We are confident in saying that the Redking will make an excellent addition to your camera accessories and ensure you are getting better image quality than you would when using some stabilizers that are double the price of the Redking.
The Neewer Carbon Fiber Handheld Stabilizer
Next up, we have the Neewer Carbon Fiber Handheld Stabilizer for any of our readers who are on a very tight budget but still want to pick up a cheap Glidecam alternative. Now, you have to keep in mind that this is a sub $100 camera stabilizer designed for entry-level videographers so you have to expect a level of performance relative to its price.
Unlike Flycam with the Redking covered above that were trying to make a manual camera stabilizer with the best possible performance for the lowest possible price, Neewer have produced a stabilizer that is as cheap as possible. They have focused on getting the costs as low as possible rather than innovating to keep performance high while keeping costs down.
Due to this, this Neewer stabilizer is nowhere near the level of performance of the Redking but on the flip side of this, it is a very popular option amongst entry-level videographers and it has managed to earn a decent reputation within the community. We would always recommend that you go with the Redking covered above over this Neewer product, especially if you are doing any type of paid videography work.
That said, if you are an entry-level videographer, student videographer or hobbyist videographer the Neewer stabilizer can be a decent option to help improve the level of image quality that you are able to capture. As our main recommendation is the Redking covered above, we will only be quickly skimming over this Neewer stabilizer as it really is an entry-level option and is not ideal for doing paid work in our opinion.
Performance And Functionality
User Interface And Control System
We are confident in saying that the majority of our readers should be able to get to grips with the Neewer stabilizer extremely quickly requiring minimal time investment on your part prior to use. Additionally, the actual gimbal handle on the stabilizer is simple and just like the Redking covered above, it requires no maintenance due to its closed system.
All this ensures that you have the easiest time possible and that you are able to focus your time and effort on getting the best video footage possible rather than learning or maintaining your stabilizer.
Build Quality And Design
When it comes to the design of the stabilizer, there really is not much to say in all honesty. The unit follows the same design as the vast majority of other modern manual camera stabilizers on the market right now. It ensures decent performance depending on the technology of the gimbal joint while also ensuring ease of use for the user.

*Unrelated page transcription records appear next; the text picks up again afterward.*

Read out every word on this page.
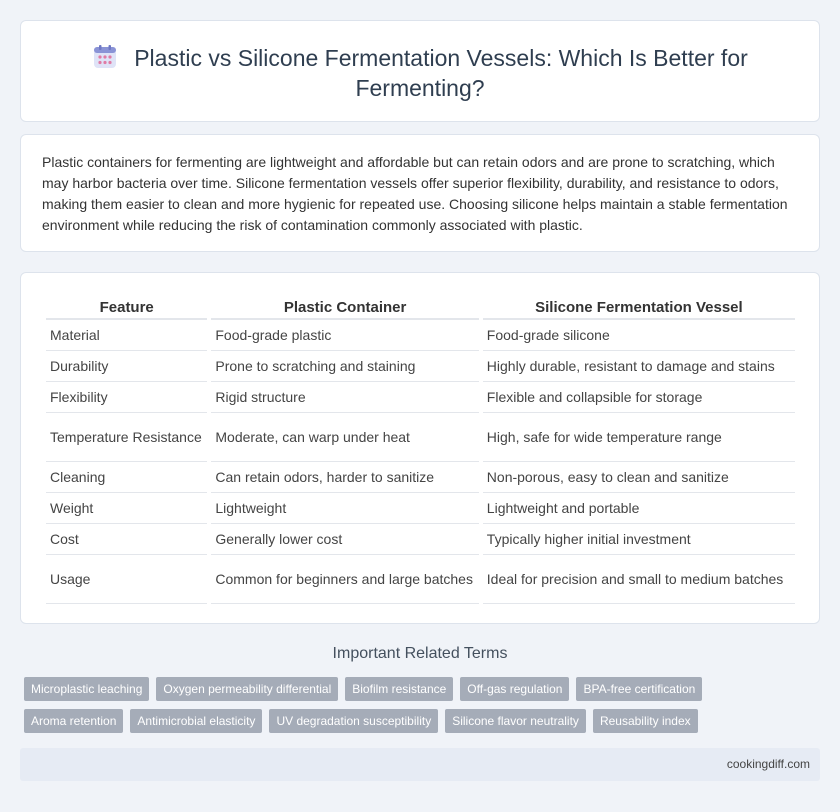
Plastic vs Silicone Fermentation Vessels: Which Is Better for Fermenting?

Plastic containers for fermenting are lightweight and affordable but can retain odors and are prone to scratching, which may harbor bacteria over time. Silicone fermentation vessels offer superior flexibility, durability, and resistance to odors, making them easier to clean and more hygienic for repeated use. Choosing silicone helps maintain a stable fermentation environment while reducing the risk of contamination commonly associated with plastic.

Feature	Plastic Container	Silicone Fermentation Vessel
Material	Food-grade plastic	Food-grade silicone
Durability	Prone to scratching and staining	Highly durable, resistant to damage and stains
Flexibility	Rigid structure	Flexible and collapsible for storage
Temperature Resistance	Moderate, can warp under heat	High, safe for wide temperature range
Cleaning	Can retain odors, harder to sanitize	Non-porous, easy to clean and sanitize
Weight	Lightweight	Lightweight and portable
Cost	Generally lower cost	Typically higher initial investment
Usage	Common for beginners and large batches	Ideal for precision and small to medium batches
Important Related Terms
Microplastic leaching	Oxygen permeability differential	Biofilm resistance	Off-gas regulation	BPA-free certification
Aroma retention	Antimicrobial elasticity	UV degradation susceptibility	Silicone flavor neutrality	Reusability index
cookingdiff.com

As you would expect for a unit at this price point that performs as well as this Neewer stabilizer, since its release, it has managed to earn itself a fair few reviews from independent videographers. If you are on a very right budget then it can make a decent addition to your collection of camera accessories without having to break the bank too.
In my opinion though, for the best possible image stabilization and image quality without the need to break the bank, the Flycam Redking is definatley the way to go. It is by far the best cheap Glidecam alternative on the market right now and it just keeps growing in popularity as the months come and go. Its price tag is not that much higher than the Neewer units but the difference in performance is night and day. If you are doing, or hope to do any paid client work then the Redking is definatley the camera stabilizers for you.